Unas horas más tarde, el panorama
es el mismo y salgo como un rayo a comprar una radio en algún sitio. Lo primero
que hago es acercarme al bar de los chinos, repleto de fumetas con cara de
amigos. Me acerco a una mesa con cuatro pavos y una señora en silla de ruedas.
Les pregunto si saben algo y me corean un rosario repleto de cuentas…

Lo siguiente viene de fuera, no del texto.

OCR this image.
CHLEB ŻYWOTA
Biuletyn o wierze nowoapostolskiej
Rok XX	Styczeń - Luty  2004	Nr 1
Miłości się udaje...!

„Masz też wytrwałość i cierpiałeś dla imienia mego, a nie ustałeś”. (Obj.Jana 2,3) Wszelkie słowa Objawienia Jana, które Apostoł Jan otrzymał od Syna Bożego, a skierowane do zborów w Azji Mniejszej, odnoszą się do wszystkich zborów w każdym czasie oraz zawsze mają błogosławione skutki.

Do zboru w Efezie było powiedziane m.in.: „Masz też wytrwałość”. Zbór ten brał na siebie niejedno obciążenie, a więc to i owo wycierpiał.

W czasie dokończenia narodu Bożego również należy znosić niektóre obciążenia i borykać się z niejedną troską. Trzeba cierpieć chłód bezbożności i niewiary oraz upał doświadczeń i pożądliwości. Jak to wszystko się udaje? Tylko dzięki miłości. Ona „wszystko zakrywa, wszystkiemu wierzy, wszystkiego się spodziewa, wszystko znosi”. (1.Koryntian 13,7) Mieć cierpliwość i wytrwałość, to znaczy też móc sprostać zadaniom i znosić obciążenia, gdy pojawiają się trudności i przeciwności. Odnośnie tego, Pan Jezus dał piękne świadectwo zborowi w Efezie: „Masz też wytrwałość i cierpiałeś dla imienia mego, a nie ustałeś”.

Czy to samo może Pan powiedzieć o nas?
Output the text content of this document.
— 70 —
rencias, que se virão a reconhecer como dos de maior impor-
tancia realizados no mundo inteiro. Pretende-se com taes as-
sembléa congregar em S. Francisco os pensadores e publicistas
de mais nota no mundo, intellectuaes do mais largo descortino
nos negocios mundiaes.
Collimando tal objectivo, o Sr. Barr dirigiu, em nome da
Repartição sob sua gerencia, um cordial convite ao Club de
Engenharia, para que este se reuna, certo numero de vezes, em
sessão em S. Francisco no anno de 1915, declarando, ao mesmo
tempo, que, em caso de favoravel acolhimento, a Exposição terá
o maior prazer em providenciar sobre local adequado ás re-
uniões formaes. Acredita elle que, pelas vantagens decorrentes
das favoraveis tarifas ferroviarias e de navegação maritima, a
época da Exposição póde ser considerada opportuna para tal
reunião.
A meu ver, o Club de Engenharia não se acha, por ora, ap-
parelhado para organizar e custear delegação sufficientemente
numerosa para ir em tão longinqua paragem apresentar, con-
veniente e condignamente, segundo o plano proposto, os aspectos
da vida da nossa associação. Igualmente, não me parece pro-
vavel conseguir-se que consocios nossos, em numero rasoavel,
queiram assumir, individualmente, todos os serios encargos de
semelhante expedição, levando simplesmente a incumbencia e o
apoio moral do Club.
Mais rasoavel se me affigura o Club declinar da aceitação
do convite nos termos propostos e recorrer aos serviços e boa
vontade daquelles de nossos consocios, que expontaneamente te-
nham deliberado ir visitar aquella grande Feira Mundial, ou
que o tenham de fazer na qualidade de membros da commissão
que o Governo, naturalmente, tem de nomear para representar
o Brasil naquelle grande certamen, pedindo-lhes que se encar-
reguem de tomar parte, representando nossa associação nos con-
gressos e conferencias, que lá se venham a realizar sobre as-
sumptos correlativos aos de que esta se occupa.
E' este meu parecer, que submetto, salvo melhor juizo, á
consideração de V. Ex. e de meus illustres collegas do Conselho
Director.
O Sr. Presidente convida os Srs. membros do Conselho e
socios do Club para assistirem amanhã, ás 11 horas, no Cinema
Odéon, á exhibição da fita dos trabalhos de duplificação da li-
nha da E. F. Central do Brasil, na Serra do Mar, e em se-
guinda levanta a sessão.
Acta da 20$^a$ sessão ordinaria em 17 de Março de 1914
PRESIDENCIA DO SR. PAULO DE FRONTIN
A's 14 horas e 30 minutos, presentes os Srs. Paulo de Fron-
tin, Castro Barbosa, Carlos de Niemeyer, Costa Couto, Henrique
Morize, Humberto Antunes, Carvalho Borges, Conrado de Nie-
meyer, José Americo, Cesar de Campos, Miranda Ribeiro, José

—Aunque estamos como tú, hemos
hablado con un colega y nos ha dicho que se ha caído la red eléctrica en casi
toda Europa, menos en los países del Este.
Ahí empieza la paranoia.
—¿No me digáis? ¿Entonces es un
ciberataque?
—Casi seguro.
—¿De quién?
—De los rusos. Pero tranquila,
que en Bilbao ya ha vuelto la electricidad y aquí llegará en unas horas. A lo
sumo, en un día. Nos han dicho que no salgamos de casa si la noche sigue fosca,
por precaución. Nada más.
—Gracias por la información.
Dentro de poco veo este punto como un cuartel general.

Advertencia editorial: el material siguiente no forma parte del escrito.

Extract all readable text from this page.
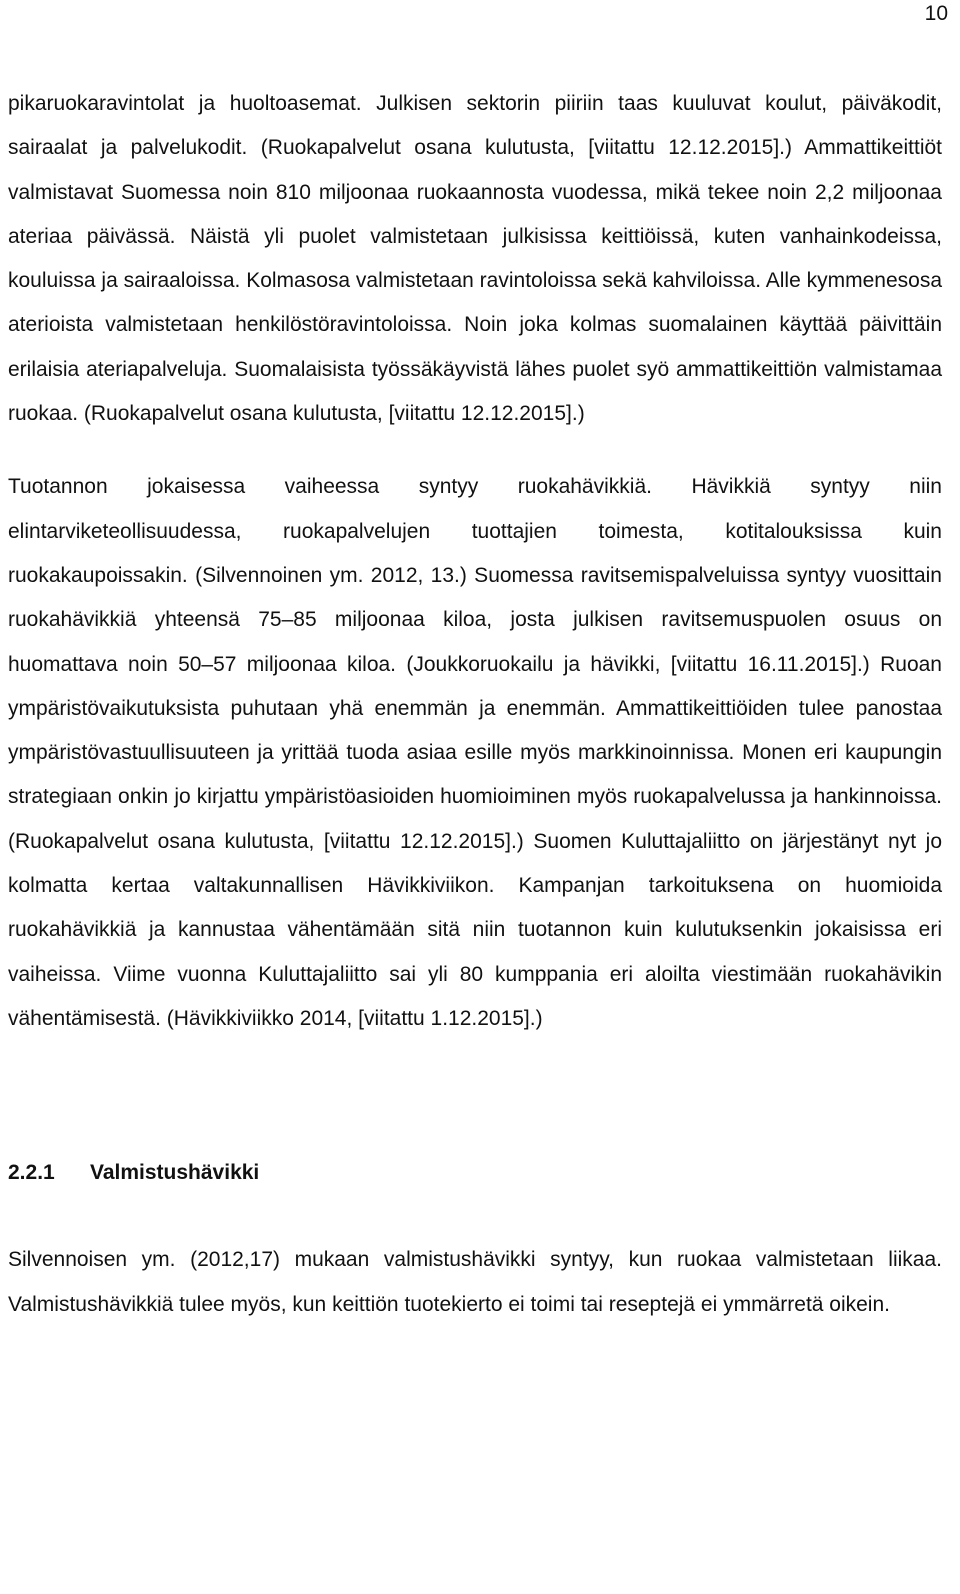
10

pikaruokaravintolat ja huoltoasemat. Julkisen sektorin piiriin taas kuuluvat koulut, päiväkodit, sairaalat ja palvelukodit. (Ruokapalvelut osana kulutusta, [viitattu 12.12.2015].) Ammattikeittiöt valmistavat Suomessa noin 810 miljoonaa ruokaannosta vuodessa, mikä tekee noin 2,2 miljoonaa ateriaa päivässä. Näistä yli puolet valmistetaan julkisissa keittiöissä, kuten vanhainkodeissa, kouluissa ja sairaaloissa. Kolmasosa valmistetaan ravintoloissa sekä kahviloissa. Alle kymmenesosa aterioista valmistetaan henkilöstöravintoloissa. Noin joka kolmas suomalainen käyttää päivittäin erilaisia ateriapalveluja. Suomalaisista työssäkäyvistä lähes puolet syö ammattikeittiön valmistamaa ruokaa. (Ruokapalvelut osana kulutusta, [viitattu 12.12.2015].)

Tuotannon jokaisessa vaiheessa syntyy ruokahävikkiä. Hävikkiä syntyy niin elintarviketeollisuudessa, ruokapalvelujen tuottajien toimesta, kotitalouksissa kuin ruokakaupoissakin. (Silvennoinen ym. 2012, 13.) Suomessa ravitsemispalveluissa syntyy vuosittain ruokahävikkiä yhteensä 75–85 miljoonaa kiloa, josta julkisen ravitsemuspuolen osuus on huomattava noin 50–57 miljoonaa kiloa. (Joukkoruokailu ja hävikki, [viitattu 16.11.2015].) Ruoan ympäristövaikutuksista puhutaan yhä enemmän ja enemmän. Ammattikeittiöiden tulee panostaa ympäristövastuullisuuteen ja yrittää tuoda asiaa esille myös markkinoinnissa. Monen eri kaupungin strategiaan onkin jo kirjattu ympäristöasioiden huomioiminen myös ruokapalvelussa ja hankinnoissa. (Ruokapalvelut osana kulutusta, [viitattu 12.12.2015].) Suomen Kuluttajaliitto on järjestänyt nyt jo kolmatta kertaa valtakunnallisen Hävikkiviikon. Kampanjan tarkoituksena on huomioida ruokahävikkiä ja kannustaa vähentämään sitä niin tuotannon kuin kulutuksenkin jokaisissa eri vaiheissa. Viime vuonna Kuluttajaliitto sai yli 80 kumppania eri aloilta viestimään ruokahävikin vähentämisestä. (Hävikkiviikko 2014, [viitattu 1.12.2015].)

2.2.1	Valmistushävikki

Silvennoisen ym. (2012,17) mukaan valmistushävikki syntyy, kun ruokaa valmistetaan liikaa. Valmistushävikkiä tulee myös, kun keittiön tuotekierto ei toimi tai reseptejä ei ymmärretä oikein.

Risas por doquier. Yo también las
llevo por dentro. Sé que la bola ha comenzado a circular y que, si pregunto en
otro sitio, me dirán lo mismo o algo similar. No me creo nada.
Cuando paso por la jefatura de
policía, veo a un madero con cara de: “Pregúnteme argo, por favó”. Claro, me
parecía de mala educación no hacerlo…
—Buenas tardes, agente.
—Buenas tardes, señora. Usted
dirá.
Le cuento mi película. Que soy la
presidenta de una comunidad de ancianos. Que todos están preocupados. Que si
sabe algo. Que en el bar me han dicho… Que esto y aquello... Lo mismo que en el
gimnasio: demasiados “qués” para poco tajo.
—¿Qué quiere que le diga? Sabemos
poco más, lo que hemos escuchado en la radio. Es una avería eléctrica, con la
consecuente caída telefónica, en España.
—Gracias.
Me largo al paquistaní que está
cerca a por una radio, lo único que funciona. El chico está en la puerta. Le
pregunto y me dice que se le han acabado. Me hago un croquis en la cabeza de adónde
ir y allí que me encamino por los arrabales del centro de Valencia. La ciudad
está a medias tintas. Semáforos inutilizados. La mayor parte de los comercios cerrados a cal y canto,
farmacias chapadas hasta abajo. ¿Y qué cojones hacen ahora los enfermos si
necesitan algo?
Los pies me chillan como un coro
evangelista porque llevo más pasos que un maratoniano. Cuando ya no puedo más y
vuelvo de mala hostia a mi agujero. Y, ¡Plof! Como un milagro milagrero, veo
una cola de españolitos gilipollas con la cabeza gacha y a un moro con una
bolsa de plástico más grande que la de Papá Noel, repartiendo radios Baijiali
de diez euros por el doble de dinero. Me pongo en la hilera y espero mi turno,
cagándome en ese timador que se aprovecha de la situación. ¡Vaya mierda! Pero
regreso a casa con la radio perfecta.
De camino, escucho de todo y
pienso en la felicidad de los wokes en esta primera Edad Media del Nuevo
Milenio. Los influencers, sin embargo, se tirarán de los pelos. Y los
conspiranoicos harán sus cábalas.
Justo a las veinte y veinte,
¡Guauuu…! Vuelve la luz.
Amén.
© Anna Genovés
Manuscrito el lunes, veintiocho de abril de 2025. Revisado y
publicado, el domingo once de mayo de 2025.